At this point, the stories collide- it's 2020, I'm a mermaid, my passion for art is returning, I'm dating a magician, and the world is starting to fall apart as we know it. So what's next? How did Siren Emylie go from fishkeeping to mermaiding to performing to ecommerce?

Simple- my love for fish, and the happenstance that my magician boyfriend had a laser (basically a robot that uses fire to cut trough and engrave on various materials). Eager to make the most of this, I asked him to teach me to use it- as the two years at PetCo had made me painfully aware that the aquarium industry was sorely lacking in aquatic themed jewelry.

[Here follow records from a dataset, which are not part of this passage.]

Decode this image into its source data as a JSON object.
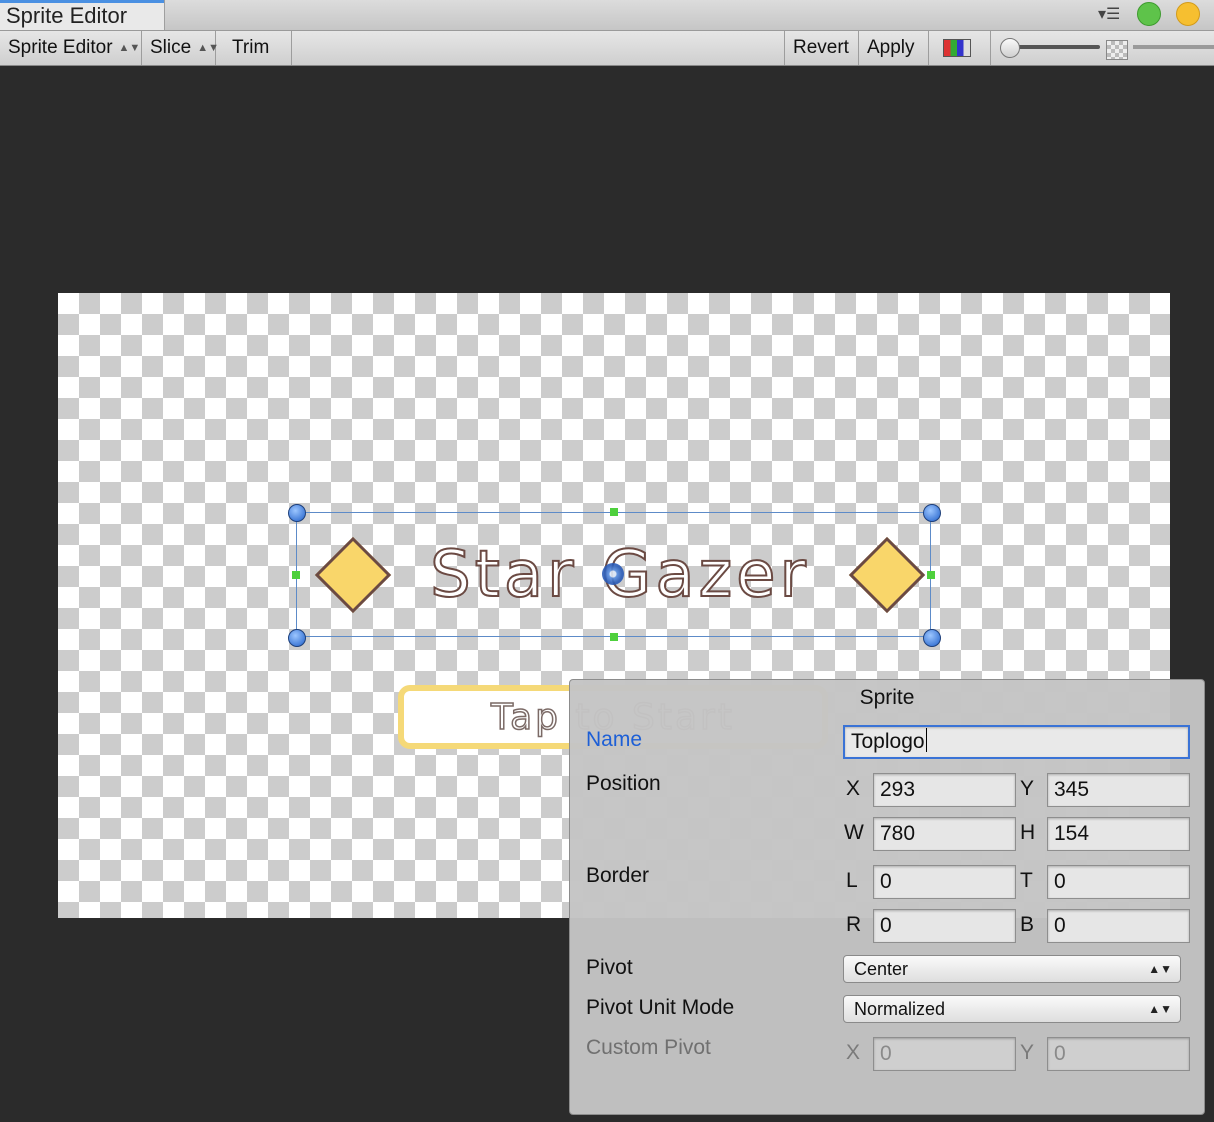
{
  "window": {
    "tab_title": "Sprite Editor"
  },
  "toolbar": {
    "sprite_editor_label": "Sprite Editor",
    "slice_label": "Slice",
    "trim_label": "Trim",
    "revert_label": "Revert",
    "apply_label": "Apply"
  },
  "canvas": {
    "logo_text": "Star Gazer",
    "tap_text": "Tap to Start"
  },
  "panel": {
    "title": "Sprite",
    "name_label": "Name",
    "name_value": "Toplogo",
    "position_label": "Position",
    "x_axis": "X",
    "x_value": "293",
    "y_axis": "Y",
    "y_value": "345",
    "w_axis": "W",
    "w_value": "780",
    "h_axis": "H",
    "h_value": "154",
    "border_label": "Border",
    "l_axis": "L",
    "l_value": "0",
    "t_axis": "T",
    "t_value": "0",
    "r_axis": "R",
    "r_value": "0",
    "b_axis": "B",
    "b_value": "0",
    "pivot_label": "Pivot",
    "pivot_value": "Center",
    "pivot_unit_label": "Pivot Unit Mode",
    "pivot_unit_value": "Normalized",
    "custom_pivot_label": "Custom Pivot",
    "cp_x_axis": "X",
    "cp_x_value": "0",
    "cp_y_axis": "Y",
    "cp_y_value": "0"
  },
  "colors": {
    "accent_blue": "#3a73d6",
    "handle_green": "#4ed03d",
    "logo_fill": "#f9d66a",
    "logo_outline": "#6b4a43",
    "canvas_background": "#2b2b2b"
  }
}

And so it truly began, as the world came to an end. The tsunami of one reality, into the hurricane of another, into the paradise of today. Performing was essentially off the table and an ecommerce shop was all I had, other than an intense determination to succeed. I spent the next two years cramming myself with the most up to date business advice and tactics, practicing with various digital art programs, fighting to be seen on social media, and even to this day it is a constant battle and learning curve- but it's the most rewarding thing I've ever done for myself.

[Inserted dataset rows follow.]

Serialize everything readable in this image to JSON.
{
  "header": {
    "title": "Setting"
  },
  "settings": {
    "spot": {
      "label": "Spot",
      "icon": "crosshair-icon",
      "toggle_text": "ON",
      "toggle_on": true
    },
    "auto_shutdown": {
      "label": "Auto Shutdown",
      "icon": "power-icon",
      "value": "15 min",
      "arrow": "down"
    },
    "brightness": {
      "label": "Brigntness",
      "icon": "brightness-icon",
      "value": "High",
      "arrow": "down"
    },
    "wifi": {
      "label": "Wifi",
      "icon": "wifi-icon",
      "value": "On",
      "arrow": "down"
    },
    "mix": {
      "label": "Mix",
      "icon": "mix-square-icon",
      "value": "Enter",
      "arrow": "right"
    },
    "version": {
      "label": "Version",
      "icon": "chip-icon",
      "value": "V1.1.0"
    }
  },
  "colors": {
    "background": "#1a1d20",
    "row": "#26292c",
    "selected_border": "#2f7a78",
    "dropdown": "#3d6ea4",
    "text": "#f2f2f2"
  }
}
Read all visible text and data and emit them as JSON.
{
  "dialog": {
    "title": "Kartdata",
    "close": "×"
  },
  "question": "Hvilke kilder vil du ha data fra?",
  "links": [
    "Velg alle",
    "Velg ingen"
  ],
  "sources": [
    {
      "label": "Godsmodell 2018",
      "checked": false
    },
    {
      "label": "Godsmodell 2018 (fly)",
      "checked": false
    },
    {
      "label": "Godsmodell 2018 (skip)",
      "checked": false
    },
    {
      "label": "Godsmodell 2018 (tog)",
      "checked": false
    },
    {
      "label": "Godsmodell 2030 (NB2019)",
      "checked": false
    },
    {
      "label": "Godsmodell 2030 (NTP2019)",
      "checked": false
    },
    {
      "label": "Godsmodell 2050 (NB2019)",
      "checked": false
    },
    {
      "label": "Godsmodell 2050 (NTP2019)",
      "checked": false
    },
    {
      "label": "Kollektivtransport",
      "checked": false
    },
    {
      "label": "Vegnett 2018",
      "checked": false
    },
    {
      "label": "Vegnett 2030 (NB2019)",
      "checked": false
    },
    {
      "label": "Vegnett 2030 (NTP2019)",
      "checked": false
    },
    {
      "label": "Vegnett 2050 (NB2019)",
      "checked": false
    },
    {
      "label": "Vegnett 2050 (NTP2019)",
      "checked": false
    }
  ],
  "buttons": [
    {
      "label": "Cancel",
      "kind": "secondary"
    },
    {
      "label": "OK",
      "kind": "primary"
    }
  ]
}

(Photoshoot by @allyboobior for MerMay 2021 at Bull Creek)

So... Who is Siren Emylie?
An (occasionally) performing mermaid and fish enthusiast, who spent nearly a lifetime of trying to figure out her niche in the world while also trying to understand herself.

What is Siren Emylie?
A little online shop providing the passions of the heart of Emylie in the form of tangible products for anyone who shares a love of aquatic life and fantasy.

Why is Siren Emylie?
The result of a drive for manifesting magic, defining dreams, and spreading both light and enlightenment. A focal point of both education and inspiration with the hopes of influencing others to be more confident in themselves and the things they love.

All in all, my mission is to become a one-stop-shop for all things aquatic themed. I aim to have a balance of not just mermaidcore, but also what I'm calling aquaticcore.
As there are more species of fishes (not even including the non fish aquatic life) than there are birds, mammals, and reptiles combined- with over another 1,000 new species still being discovered annually), I definitely have a long journey into the representation of species to go, but I currently have over 40 designs as it stands- each one with a little educational blurb in the listing. From there, I hope to also have a vast variety of aquatic mythology designs, and as I mentioned before- hopefully a novel or two.

Siren Emylie as a mersona is ever developing, with three different species of fish mingled into the inspiration of my tail and a secretive backstory based in mythology. Things truly are just getting started, and I hope to continue providing inspiration on every step of the journey.

But at the end of the day, I could not be here without you. Thank you for every bit of support you've ever been able to offer- big or small. Even simply reading this further affirms that the path I'm on makes a difference.